The Generation of Postmemory
Title | The Generation of Postmemory PDF eBook |
Author | Marianne Hirsch |
Publisher | Columbia University Press |
Pages | 319 |
Release | 2012 |
Genre | Art |
ISBN | 0231156529 |
Can we remember other people's memories? The Generation of Postmemory argues we can: that memories of traumatic events live on to mark the lives of those who were not there to experience them. Children of survivors and their contemporaries inherit catastrophic histories not through direct recollection but through haunting postmemories--multiply mediated images, objects, stories, behaviors, and affects passed down within the family and the culture at large. In these new and revised critical readings of the literary and visual legacies of the Holocaust and other, related sites of memory, Marianne Hirsch builds on her influential concept of postmemory. The book's chapters, two of which were written collaboratively with the historian Leo Spitzer, engage the work of postgeneration artists and writers such as Art Spiegelman, W.G. Sebald, Eva Hoffman, Tatana Kellner, Muriel Hasbun, Anne Karpff, Lily Brett, Lorie Novak, David Levinthal, Nancy Spero and Susan Meiselas. Grappling with the ethics of empathy and identification, these artists attempt to forge a creative postmemorial aesthetic that reanimates the past without appropriating it. In her analyses of their fractured texts, Hirsch locates the roots of the familial and affiliative practices of postmemory in feminism and other movements for social change. Using feminist critical strategies to connect past and present, words and images, and memory and gender, she brings the entangled strands of disparate traumatic histories into more intimate contact. With more than fifty illustrations, her text enables a multifaceted encounter with foundational and cutting edge theories in memory, trauma, gender, and visual culture, eliciting a new understanding of history and our place in it.
Fantastic Reality
Title | Fantastic Reality PDF eBook |
Author | Mignon Nixon |
Publisher | MIT Press |
Pages | 364 |
Release | 2005 |
Genre | Art |
ISBN | 9780262140898 |
A critical study of Louise Bourgeois's art from the 1940s to the 1980s: its departure from surrealism and its dialogue with psychoanalysis.
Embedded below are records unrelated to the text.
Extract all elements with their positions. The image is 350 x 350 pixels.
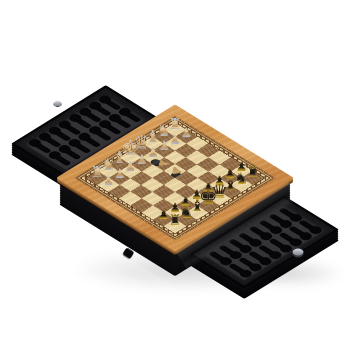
black-rook[interactable]: ♜ (153, 213, 197, 228)
board-square (153, 185, 175, 199)
left-drawer-knob[interactable] (52, 100, 63, 107)
board-square (142, 192, 164, 206)
white-rook[interactable]: ♜ (75, 165, 119, 180)
black-pawn[interactable]: ♟ (186, 181, 230, 194)
board-square (208, 164, 230, 178)
board-square (164, 192, 186, 206)
board-square (197, 157, 219, 171)
board-square: ♟ (164, 206, 186, 220)
black-pawn[interactable]: ♟ (164, 195, 208, 208)
black-pawn[interactable]: ♟ (153, 202, 197, 215)
fallen-piece-felt-base (169, 171, 184, 180)
board-square (164, 178, 186, 192)
board-square: ♝ (220, 185, 242, 199)
board-square: ♜ (86, 171, 108, 185)
board-square (175, 143, 197, 157)
white-knight[interactable]: ♞ (86, 157, 130, 173)
board-square (186, 137, 208, 151)
board-square: ♟ (153, 213, 175, 227)
board-square: ♞ (175, 213, 197, 227)
board-square: ♞ (153, 130, 175, 144)
board-square: ♟ (164, 137, 186, 151)
black-pawn[interactable]: ♟ (198, 174, 242, 187)
board-square: ♟ (153, 157, 175, 171)
white-pawn[interactable]: ♟ (108, 160, 152, 173)
board-square: ♟ (142, 150, 164, 164)
board-square: ♟ (197, 185, 219, 199)
board-square: ♜ (164, 123, 186, 137)
white-pawn[interactable]: ♟ (153, 132, 197, 145)
board-square: ♟ (130, 157, 152, 171)
checkerboard: ♜♟♟♜♞♟♟♞♝♟♟♝♛♟♟♟♟♛♚♟♟♚♝♟♟♝♞♟♟♞♜♟♟♜ (86, 123, 264, 233)
board-square (197, 171, 219, 185)
fallen-piece-body: ♟ (156, 159, 172, 169)
board-square: ♟ (175, 130, 197, 144)
board-square (197, 143, 219, 157)
white-pawn[interactable]: ♟ (131, 146, 175, 159)
board-square: ♞ (97, 164, 119, 178)
fallen-piece-body: ♟ (168, 165, 184, 176)
white-pawn[interactable]: ♟ (164, 126, 208, 139)
black-rook[interactable]: ♜ (231, 165, 275, 180)
board-square: ♟ (186, 192, 208, 206)
board-square (108, 185, 130, 199)
board-square: ♟ (108, 171, 130, 185)
white-rook[interactable]: ♜ (153, 117, 197, 132)
black-bishop[interactable]: ♝ (175, 198, 219, 214)
board-square: ♚ (197, 199, 219, 213)
board-square: ♟ (231, 164, 253, 178)
black-pawn[interactable]: ♟ (209, 167, 253, 180)
board-square: ♟ (208, 178, 230, 192)
board-square: ♝ (108, 157, 130, 171)
board-square: ♟ (119, 164, 141, 178)
black-pawn[interactable]: ♟ (220, 160, 264, 173)
board-square (142, 178, 164, 192)
board-square: ♟ (175, 199, 197, 213)
board-square (164, 150, 186, 164)
white-bishop[interactable]: ♝ (131, 129, 175, 145)
board-square: ♚ (119, 150, 141, 164)
board-square: ♟ (220, 171, 242, 185)
board-square (130, 171, 152, 185)
white-pawn[interactable]: ♟ (142, 139, 186, 152)
board-square (130, 199, 152, 213)
board-square (153, 199, 175, 213)
board-square (186, 164, 208, 178)
white-pawn[interactable]: ♟ (120, 153, 164, 166)
board-square: ♜ (164, 219, 186, 233)
board-square: ♝ (186, 206, 208, 220)
board-square (119, 192, 141, 206)
board-square: ♜ (242, 171, 264, 185)
board-square (119, 178, 141, 192)
white-pawn[interactable]: ♟ (86, 174, 130, 187)
board-square (175, 157, 197, 171)
chess-box: ♜♟♟♜♞♟♟♞♝♟♟♝♛♟♟♟♟♛♚♟♟♚♝♟♟♝♞♟♟♞♜♟♟♜ (56, 104, 294, 251)
black-pawn[interactable]: ♟ (142, 208, 186, 221)
fallen-piece-felt-base (149, 158, 164, 167)
board-square (175, 171, 197, 185)
black-knight[interactable]: ♞ (220, 171, 264, 187)
product-photo-chess-set: ♜♟♟♜♞♟♟♞♝♟♟♝♛♟♟♟♟♛♚♟♟♚♝♟♟♝♞♟♟♞♜♟♟♜ (0, 0, 350, 350)
board-square (186, 178, 208, 192)
black-pawn[interactable]: ♟ (175, 188, 219, 201)
board-square (175, 185, 197, 199)
board-square: ♛ (130, 143, 152, 157)
board-square: ♞ (231, 178, 253, 192)
black-bishop[interactable]: ♝ (209, 177, 253, 193)
white-knight[interactable]: ♞ (142, 123, 186, 139)
white-queen[interactable]: ♛ (120, 133, 164, 152)
board-square: ♟ (153, 143, 175, 157)
board-square: ♟ (164, 164, 186, 178)
board-square: ♛ (208, 192, 230, 206)
board-square: ♟ (97, 178, 119, 192)
white-pawn[interactable]: ♟ (97, 167, 141, 180)
board-square: ♝ (142, 137, 164, 151)
black-knight[interactable]: ♞ (164, 205, 208, 221)
white-king[interactable]: ♚ (108, 138, 152, 159)
white-bishop[interactable]: ♝ (97, 150, 141, 166)
black-queen[interactable]: ♛ (198, 182, 242, 201)
board-square (153, 171, 175, 185)
board-square (142, 206, 164, 220)
black-king[interactable]: ♚ (186, 187, 230, 208)
board-square (130, 185, 152, 199)
board-square (220, 157, 242, 171)
board-square (208, 150, 230, 164)
board-square (186, 150, 208, 164)
board-square (142, 164, 164, 178)
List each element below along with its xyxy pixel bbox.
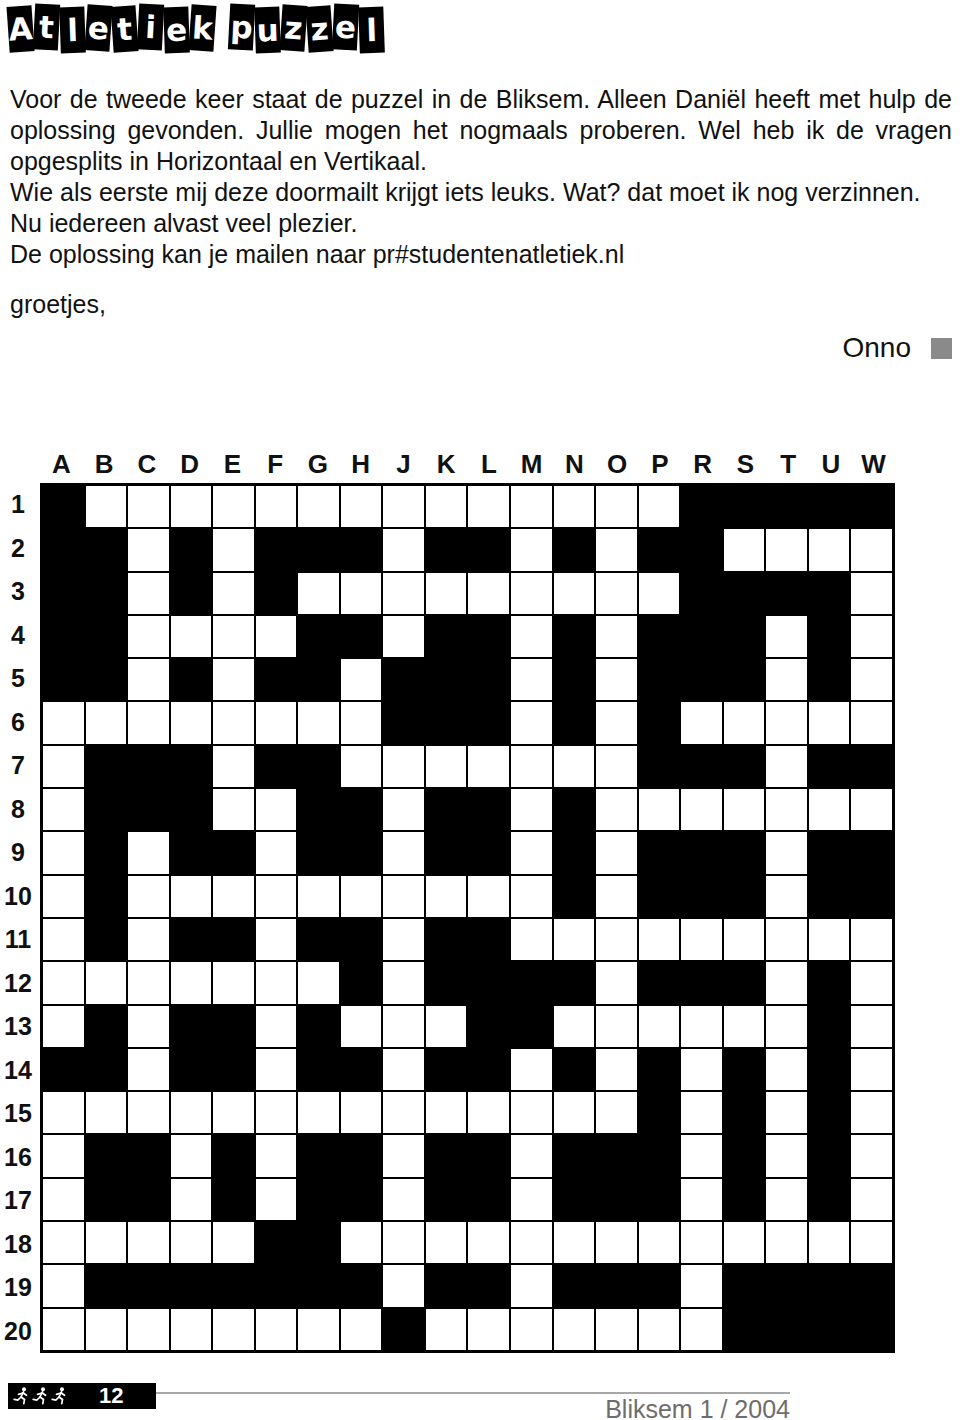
cell-E8[interactable] [213,789,254,830]
cell-J8[interactable] [383,789,424,830]
cell-M4[interactable] [511,616,552,657]
cell-O8[interactable] [596,789,637,830]
title-letter-tile: t [110,5,138,53]
cell-R12 [681,962,722,1003]
cell-T12[interactable] [766,962,807,1003]
cell-R14[interactable] [681,1049,722,1090]
cell-F20[interactable] [256,1309,297,1350]
cell-D16[interactable] [171,1135,212,1176]
cell-P8[interactable] [639,789,680,830]
cell-D20[interactable] [171,1309,212,1350]
cell-O12[interactable] [596,962,637,1003]
cell-K7[interactable] [426,746,467,787]
cell-S11[interactable] [724,919,765,960]
cell-D15[interactable] [171,1092,212,1133]
title-letter-tile: e [163,7,190,54]
page-title: Atletiekpuzzel [8,5,385,51]
cell-A19[interactable] [43,1265,84,1306]
cell-B17 [86,1179,127,1220]
cell-M3[interactable] [511,573,552,614]
cell-O9[interactable] [596,832,637,873]
cell-T9[interactable] [766,832,807,873]
cell-M14[interactable] [511,1049,552,1090]
cell-J11[interactable] [383,919,424,960]
cell-L20[interactable] [468,1309,509,1350]
cell-M9[interactable] [511,832,552,873]
cell-D6[interactable] [171,702,212,743]
cell-A8[interactable] [43,789,84,830]
cell-M16[interactable] [511,1135,552,1176]
cell-W13[interactable] [851,1006,892,1047]
cell-T1 [766,486,807,527]
cell-C17 [128,1179,169,1220]
cell-K4 [426,616,467,657]
cell-C5[interactable] [128,659,169,700]
cell-M7[interactable] [511,746,552,787]
cell-M11[interactable] [511,919,552,960]
cell-N4 [554,616,595,657]
cell-C8 [128,789,169,830]
cell-G19 [298,1265,339,1306]
cell-S3 [724,573,765,614]
cell-K18[interactable] [426,1222,467,1263]
title-letter-tile: u [254,7,281,54]
cell-P20[interactable] [639,1309,680,1350]
cell-O3[interactable] [596,573,637,614]
cell-D5 [171,659,212,700]
cell-C15[interactable] [128,1092,169,1133]
cell-R20[interactable] [681,1309,722,1350]
cell-R3 [681,573,722,614]
cell-M10[interactable] [511,876,552,917]
cell-H3[interactable] [341,573,382,614]
cell-K8 [426,789,467,830]
cell-F14[interactable] [256,1049,297,1090]
cell-O6[interactable] [596,702,637,743]
cell-H18[interactable] [341,1222,382,1263]
cell-M6[interactable] [511,702,552,743]
cell-N15[interactable] [554,1092,595,1133]
cell-E3[interactable] [213,573,254,614]
cell-T17[interactable] [766,1179,807,1220]
cell-C1[interactable] [128,486,169,527]
cell-U18[interactable] [809,1222,850,1263]
cell-J14[interactable] [383,1049,424,1090]
cell-O10[interactable] [596,876,637,917]
cell-S14 [724,1049,765,1090]
cell-M15[interactable] [511,1092,552,1133]
cell-O4[interactable] [596,616,637,657]
title-letter-tile: z [305,5,333,53]
cell-T8[interactable] [766,789,807,830]
cell-R10 [681,876,722,917]
cell-G6[interactable] [298,702,339,743]
cell-S16 [724,1135,765,1176]
intro-line: Nu iedereen alvast veel plezier. [10,208,952,239]
cell-A18[interactable] [43,1222,84,1263]
cell-J15[interactable] [383,1092,424,1133]
cell-T16[interactable] [766,1135,807,1176]
cell-S7 [724,746,765,787]
cell-R16[interactable] [681,1135,722,1176]
cell-J19[interactable] [383,1265,424,1306]
col-label-A: A [40,449,83,480]
cell-L18[interactable] [468,1222,509,1263]
col-label-N: N [553,449,596,480]
cell-R11[interactable] [681,919,722,960]
cell-A11[interactable] [43,919,84,960]
cell-P1[interactable] [639,486,680,527]
cell-C13[interactable] [128,1006,169,1047]
cell-C6[interactable] [128,702,169,743]
cell-G12[interactable] [298,962,339,1003]
cell-A15[interactable] [43,1092,84,1133]
cell-O20[interactable] [596,1309,637,1350]
cell-C4[interactable] [128,616,169,657]
cell-A10[interactable] [43,876,84,917]
cell-W6[interactable] [851,702,892,743]
cell-E11 [213,919,254,960]
cell-L15[interactable] [468,1092,509,1133]
intro-line: Voor de tweede keer staat de puzzel in d… [10,84,952,115]
row-label-16: 16 [0,1136,36,1180]
cell-W11[interactable] [851,919,892,960]
cell-E7[interactable] [213,746,254,787]
cell-M17[interactable] [511,1179,552,1220]
cell-R5 [681,659,722,700]
cell-O18[interactable] [596,1222,637,1263]
cell-W17[interactable] [851,1179,892,1220]
cell-U6[interactable] [809,702,850,743]
cell-G5 [298,659,339,700]
row-label-4: 4 [0,614,36,658]
cell-M20[interactable] [511,1309,552,1350]
cell-D8 [171,789,212,830]
cell-P13[interactable] [639,1006,680,1047]
title-letter-tile: k [188,4,216,52]
cell-K5 [426,659,467,700]
cell-R15[interactable] [681,1092,722,1133]
cell-F10[interactable] [256,876,297,917]
title-letter-tile: z [279,4,307,52]
cell-B15[interactable] [86,1092,127,1133]
col-label-T: T [767,449,810,480]
cell-H1[interactable] [341,486,382,527]
cell-L10[interactable] [468,876,509,917]
cell-G10[interactable] [298,876,339,917]
cell-F6[interactable] [256,702,297,743]
cell-C20[interactable] [128,1309,169,1350]
cell-K14 [426,1049,467,1090]
cell-E4[interactable] [213,616,254,657]
cell-O5[interactable] [596,659,637,700]
cell-C2[interactable] [128,529,169,570]
cell-J16[interactable] [383,1135,424,1176]
cell-K20[interactable] [426,1309,467,1350]
cell-W18[interactable] [851,1222,892,1263]
cell-J17[interactable] [383,1179,424,1220]
cell-F8[interactable] [256,789,297,830]
cell-E1[interactable] [213,486,254,527]
cell-O1[interactable] [596,486,637,527]
cell-C10[interactable] [128,876,169,917]
cell-C14[interactable] [128,1049,169,1090]
cell-N7[interactable] [554,746,595,787]
cell-U17 [809,1179,850,1220]
cell-L5 [468,659,509,700]
cell-J9[interactable] [383,832,424,873]
cell-O11[interactable] [596,919,637,960]
cell-J18[interactable] [383,1222,424,1263]
cell-C9[interactable] [128,832,169,873]
cell-H13[interactable] [341,1006,382,1047]
cell-R17[interactable] [681,1179,722,1220]
cell-K1[interactable] [426,486,467,527]
cell-D12[interactable] [171,962,212,1003]
cell-P11[interactable] [639,919,680,960]
cell-J3[interactable] [383,573,424,614]
cell-E2[interactable] [213,529,254,570]
cell-F11[interactable] [256,919,297,960]
cell-F13[interactable] [256,1006,297,1047]
cell-E20[interactable] [213,1309,254,1350]
cell-J12[interactable] [383,962,424,1003]
cell-T18[interactable] [766,1222,807,1263]
cell-T2[interactable] [766,529,807,570]
cell-O13[interactable] [596,1006,637,1047]
row-label-3: 3 [0,570,36,614]
cell-H15[interactable] [341,1092,382,1133]
cell-F15[interactable] [256,1092,297,1133]
cell-N18[interactable] [554,1222,595,1263]
cell-F1[interactable] [256,486,297,527]
cell-P6 [639,702,680,743]
cell-O7[interactable] [596,746,637,787]
cell-J7[interactable] [383,746,424,787]
cell-M18[interactable] [511,1222,552,1263]
cell-W8[interactable] [851,789,892,830]
cell-A3 [43,573,84,614]
row-label-7: 7 [0,744,36,788]
row-label-11: 11 [0,918,36,962]
cell-D3 [171,573,212,614]
cell-B16 [86,1135,127,1176]
cell-S18[interactable] [724,1222,765,1263]
cell-S2[interactable] [724,529,765,570]
cell-T6[interactable] [766,702,807,743]
cell-U11[interactable] [809,919,850,960]
cell-E18[interactable] [213,1222,254,1263]
cell-E15[interactable] [213,1092,254,1133]
cell-W3[interactable] [851,573,892,614]
cell-H6[interactable] [341,702,382,743]
cell-H14 [341,1049,382,1090]
cell-B6[interactable] [86,702,127,743]
cell-M19[interactable] [511,1265,552,1306]
cell-D1[interactable] [171,486,212,527]
cell-E5[interactable] [213,659,254,700]
cell-A20[interactable] [43,1309,84,1350]
cell-P3[interactable] [639,573,680,614]
cell-A12[interactable] [43,962,84,1003]
cell-W15[interactable] [851,1092,892,1133]
row-label-10: 10 [0,875,36,919]
cell-C11[interactable] [128,919,169,960]
cell-H12 [341,962,382,1003]
cell-W2[interactable] [851,529,892,570]
cell-O2[interactable] [596,529,637,570]
cell-W16[interactable] [851,1135,892,1176]
cell-K13[interactable] [426,1006,467,1047]
cell-E12[interactable] [213,962,254,1003]
cell-D17[interactable] [171,1179,212,1220]
cell-W12[interactable] [851,962,892,1003]
cell-G1[interactable] [298,486,339,527]
cell-N8 [554,789,595,830]
cell-M1[interactable] [511,486,552,527]
cell-S6[interactable] [724,702,765,743]
cell-D10[interactable] [171,876,212,917]
cell-P18[interactable] [639,1222,680,1263]
cell-J2[interactable] [383,529,424,570]
cell-M5[interactable] [511,659,552,700]
cell-G15[interactable] [298,1092,339,1133]
cell-J1[interactable] [383,486,424,527]
cell-F4[interactable] [256,616,297,657]
cell-S8[interactable] [724,789,765,830]
cell-W1 [851,486,892,527]
cell-A6[interactable] [43,702,84,743]
cell-E10[interactable] [213,876,254,917]
cell-L4 [468,616,509,657]
cell-L16 [468,1135,509,1176]
cell-H10[interactable] [341,876,382,917]
cell-K10[interactable] [426,876,467,917]
cell-B18[interactable] [86,1222,127,1263]
cell-K11 [426,919,467,960]
cell-B20[interactable] [86,1309,127,1350]
cell-H17 [341,1179,382,1220]
cell-N13[interactable] [554,1006,595,1047]
cell-W9 [851,832,892,873]
col-label-L: L [468,449,511,480]
cell-F17[interactable] [256,1179,297,1220]
cell-D19 [171,1265,212,1306]
cell-H2 [341,529,382,570]
cell-J4[interactable] [383,616,424,657]
cell-M8[interactable] [511,789,552,830]
cell-R7 [681,746,722,787]
cell-F9[interactable] [256,832,297,873]
cell-J10[interactable] [383,876,424,917]
cell-W14[interactable] [851,1049,892,1090]
cell-H5[interactable] [341,659,382,700]
cell-T4[interactable] [766,616,807,657]
cell-F16[interactable] [256,1135,297,1176]
cell-T7[interactable] [766,746,807,787]
cell-T11[interactable] [766,919,807,960]
cell-T15[interactable] [766,1092,807,1133]
cell-D7 [171,746,212,787]
cell-A13[interactable] [43,1006,84,1047]
cell-B12[interactable] [86,962,127,1003]
cell-R8[interactable] [681,789,722,830]
row-labels: 1234567891011121314151617181920 [0,483,36,1353]
cell-W4[interactable] [851,616,892,657]
cell-A16[interactable] [43,1135,84,1176]
cell-U2[interactable] [809,529,850,570]
cell-A1 [43,486,84,527]
cell-W19 [851,1265,892,1306]
cell-N3[interactable] [554,573,595,614]
cell-N1[interactable] [554,486,595,527]
cell-D18[interactable] [171,1222,212,1263]
cell-K3[interactable] [426,573,467,614]
cell-T14[interactable] [766,1049,807,1090]
cell-L1[interactable] [468,486,509,527]
cell-H11 [341,919,382,960]
cell-D4[interactable] [171,616,212,657]
cell-R19[interactable] [681,1265,722,1306]
cell-H7[interactable] [341,746,382,787]
cell-N20[interactable] [554,1309,595,1350]
cell-F2 [256,529,297,570]
cell-E14 [213,1049,254,1090]
cell-K15[interactable] [426,1092,467,1133]
cell-F12[interactable] [256,962,297,1003]
cell-M2[interactable] [511,529,552,570]
cell-E6[interactable] [213,702,254,743]
cell-B1[interactable] [86,486,127,527]
cell-N11[interactable] [554,919,595,960]
cell-T5[interactable] [766,659,807,700]
cell-R13[interactable] [681,1006,722,1047]
cell-R6[interactable] [681,702,722,743]
title-letter-tile: t [33,3,60,50]
cell-A7[interactable] [43,746,84,787]
cell-O14[interactable] [596,1049,637,1090]
cell-L7[interactable] [468,746,509,787]
cell-C18[interactable] [128,1222,169,1263]
intro-paragraph: Voor de tweede keer staat de puzzel in d… [10,84,952,270]
cell-A17[interactable] [43,1179,84,1220]
cell-U8[interactable] [809,789,850,830]
cell-C3[interactable] [128,573,169,614]
cell-R18[interactable] [681,1222,722,1263]
cell-G7 [298,746,339,787]
cell-P2 [639,529,680,570]
cell-O15[interactable] [596,1092,637,1133]
cell-N5 [554,659,595,700]
cell-T13[interactable] [766,1006,807,1047]
cell-N6 [554,702,595,743]
cell-C12[interactable] [128,962,169,1003]
cell-T10[interactable] [766,876,807,917]
col-label-S: S [724,449,767,480]
cell-B14 [86,1049,127,1090]
cell-G3[interactable] [298,573,339,614]
cell-G20[interactable] [298,1309,339,1350]
cell-L3[interactable] [468,573,509,614]
cell-W5[interactable] [851,659,892,700]
row-label-14: 14 [0,1049,36,1093]
cell-A9[interactable] [43,832,84,873]
cell-F5 [256,659,297,700]
cell-J13[interactable] [383,1006,424,1047]
cell-H20[interactable] [341,1309,382,1350]
cell-S13[interactable] [724,1006,765,1047]
cell-U1 [809,486,850,527]
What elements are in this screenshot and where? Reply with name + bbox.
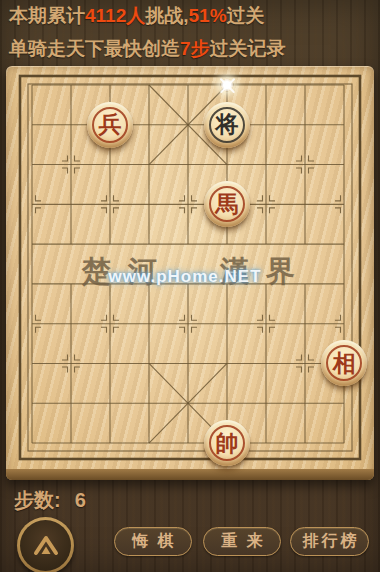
- piece-black[interactable]: 将: [204, 102, 250, 148]
- last-move-marker: [221, 79, 234, 92]
- double-chevron-up-icon: [31, 531, 61, 561]
- piece-red[interactable]: 相: [321, 340, 367, 386]
- steps-counter: 步数:6: [14, 487, 86, 514]
- record-text: 过关记录: [210, 38, 286, 59]
- undo-button[interactable]: 悔棋: [114, 527, 192, 556]
- expand-button-face: [20, 520, 71, 571]
- piece-character: 帥: [204, 420, 250, 466]
- stats-text: 过关: [227, 5, 265, 26]
- watermark: www.pHome.NET: [108, 267, 261, 287]
- steps-value: 6: [75, 489, 86, 511]
- stats-text: 本期累计: [9, 5, 85, 26]
- expand-button[interactable]: [17, 517, 74, 572]
- leaderboard-button[interactable]: 排行榜: [290, 527, 369, 556]
- piece-character: 将: [204, 102, 250, 148]
- stats-count: 4112人: [85, 5, 145, 26]
- record-text: 单骑走天下最快创造: [9, 38, 180, 59]
- record-steps: 7步: [180, 38, 210, 59]
- record-line: 单骑走天下最快创造7步过关记录: [9, 36, 286, 62]
- steps-label: 步数:: [14, 489, 61, 511]
- app-screen: 本期累计4112人挑战,51%过关 单骑走天下最快创造7步过关记录 楚河 漢界 …: [0, 0, 380, 572]
- piece-character: 兵: [87, 102, 133, 148]
- challenge-stats-line: 本期累计4112人挑战,51%过关: [9, 3, 265, 29]
- piece-character: 相: [321, 340, 367, 386]
- piece-red[interactable]: 兵: [87, 102, 133, 148]
- piece-character: 馬: [204, 181, 250, 227]
- piece-red[interactable]: 馬: [204, 181, 250, 227]
- restart-button[interactable]: 重来: [203, 527, 281, 556]
- piece-red[interactable]: 帥: [204, 420, 250, 466]
- stats-percent: 51%: [189, 5, 227, 26]
- stats-text: 挑战,: [145, 5, 188, 26]
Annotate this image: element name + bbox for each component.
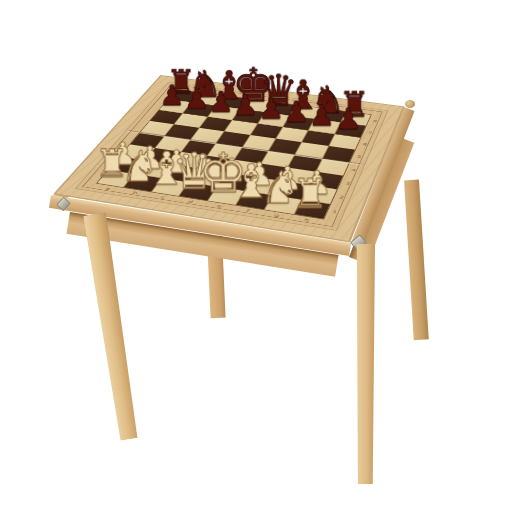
piece-black-pawn: ♟ bbox=[309, 101, 335, 130]
piece-black-pawn: ♟ bbox=[208, 88, 234, 116]
square-h6 bbox=[329, 134, 360, 149]
board-latch-knob bbox=[405, 100, 415, 108]
piece-black-pawn: ♟ bbox=[160, 82, 185, 110]
piece-black-pawn: ♟ bbox=[258, 94, 284, 123]
piece-black-pawn: ♟ bbox=[335, 105, 361, 134]
tabletop-tilt: ♜♞♝♚♛♝♞♜♟♟♟♟♟♟♟♟♟♟♟♟♟♟♟♟♜♞♝♛♚♝♞♜ abcdefg… bbox=[53, 75, 405, 242]
chess-board: ♜♞♝♚♛♝♞♜♟♟♟♟♟♟♟♟♟♟♟♟♟♟♟♟♜♞♝♛♚♝♞♜ abcdefg… bbox=[75, 82, 389, 231]
table-top-surface: ♜♞♝♚♛♝♞♜♟♟♟♟♟♟♟♟♟♟♟♟♟♟♟♟♜♞♝♛♚♝♞♜ abcdefg… bbox=[53, 75, 405, 242]
tabletop-3d: ♜♞♝♚♛♝♞♜♟♟♟♟♟♟♟♟♟♟♟♟♟♟♟♟♜♞♝♛♚♝♞♜ abcdefg… bbox=[102, 7, 382, 287]
piece-white-rook: ♜ bbox=[292, 174, 328, 214]
chess-table-photo: ♜♞♝♚♛♝♞♜♟♟♟♟♟♟♟♟♟♟♟♟♟♟♟♟♜♞♝♛♚♝♞♜ abcdefg… bbox=[0, 0, 527, 527]
board-grid: ♜♞♝♚♛♝♞♜♟♟♟♟♟♟♟♟♟♟♟♟♟♟♟♟♜♞♝♛♚♝♞♜ bbox=[98, 89, 371, 218]
square-e6 bbox=[250, 124, 282, 139]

Insanity and the Lunatic Asylum in the Nineteenth Century
Title | Insanity and the Lunatic Asylum in the Nineteenth Century PDF eBook |
Author | Thomas Knowles |
Publisher | Routledge |
Pages | 243 |
Release | 2015-10-06 |
Genre | Business & Economics |
ISBN | 1317318552 |
The nineteenth-century asylum was the scene of both terrible abuses and significant advancements in treatment and care. The essays in this collection look at the asylum from the perspective of the place itself – its architecture, funding and purpose – and at the experience of those who were sent there.